3. While he was a star basketball player in high school, he can’t seem to score any points getting socks and underwear into the hamper. Clothing litters the carpet around the hamper, the bathroom floor, the floor by the dresser. I’ve considered installing a scoreboard on the hamper to reward desirable behavior.
4. My husband once ruined my favorite sweater by washing it with a new pair of jeans. The blue dye looked like tears on the light fabric as he conveniently declared, “I can never do laundry again.” And he doesn’t ever. Fortunately, he never complains when I have to rewash loads I’ve left in the washer too long or when he needs to get dressed in the laundry room.
5. He farts. I’m not talking a minor emission here and there. He ejects gas with such force that it vibrates the furniture and registers on the Richter scale. Our children have learned never to stand behind him because the sheer force of the wind can knock them over. Now I firmly believe that a person should be comfortable in his or her own home, but for criminy sakes, his farts are so thunderous they scare the dog. There should be a new name for what he does. Fartlosion? Atomic Stink Bomb? Colon Quake?
6. Speaking of deafening noises, can we discuss the snoring? That human chainsaw is so disruptive my son asked to change bedrooms because it wakes him up at night (he’s already at the other end of the hallway).

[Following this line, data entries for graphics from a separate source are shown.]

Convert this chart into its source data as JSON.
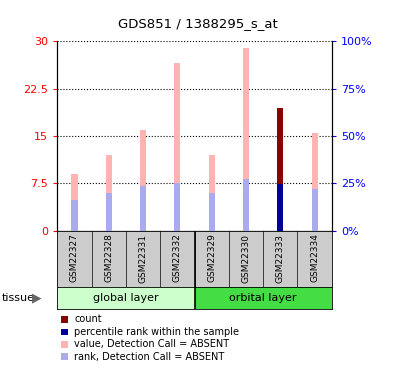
{
  "title": "GDS851 / 1388295_s_at",
  "samples": [
    "GSM22327",
    "GSM22328",
    "GSM22331",
    "GSM22332",
    "GSM22329",
    "GSM22330",
    "GSM22333",
    "GSM22334"
  ],
  "group_labels": [
    "global layer",
    "orbital layer"
  ],
  "value_bars": [
    9.0,
    12.0,
    16.0,
    26.5,
    12.0,
    29.0,
    19.5,
    15.5
  ],
  "rank_bars_pct": [
    16.0,
    20.0,
    23.5,
    25.0,
    20.0,
    27.0,
    24.5,
    22.0
  ],
  "count_index": 6,
  "count_value": 19.5,
  "count_rank_pct": 24.5,
  "ylim_left": [
    0,
    30
  ],
  "ylim_right": [
    0,
    100
  ],
  "yticks_left": [
    0,
    7.5,
    15,
    22.5,
    30
  ],
  "yticks_right": [
    0,
    25,
    50,
    75,
    100
  ],
  "ytick_labels_left": [
    "0",
    "7.5",
    "15",
    "22.5",
    "30"
  ],
  "ytick_labels_right": [
    "0%",
    "25%",
    "50%",
    "75%",
    "100%"
  ],
  "value_color": "#FFB3B3",
  "rank_color": "#AAAAEE",
  "count_color": "#8B0000",
  "count_rank_color": "#000099",
  "global_layer_color": "#CCFFCC",
  "orbital_layer_color": "#44DD44",
  "gray_label_color": "#CCCCCC",
  "legend_items": [
    "count",
    "percentile rank within the sample",
    "value, Detection Call = ABSENT",
    "rank, Detection Call = ABSENT"
  ],
  "legend_colors": [
    "#8B0000",
    "#000099",
    "#FFB3B3",
    "#AAAAEE"
  ]
}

I have no sympathy for him though, because I have to sleep with the roaring grizzly bear. I buy earplugs in bulk. Honestly, I’m surprised we haven’t been fined for breaking the neighborhood noise ordinance. On the other hand, I don’t need to pay for a vibrating bed because I’ve already got one.
Of course, I’m certain I’m not the easiest person to live with either, but the last time I asked him what I could change about myself, he brought me a cup of coffee (that he brewed) and replied without hesitation, “Nothing. You have no quirks.”
So I guess he really is perfect—perfect for me.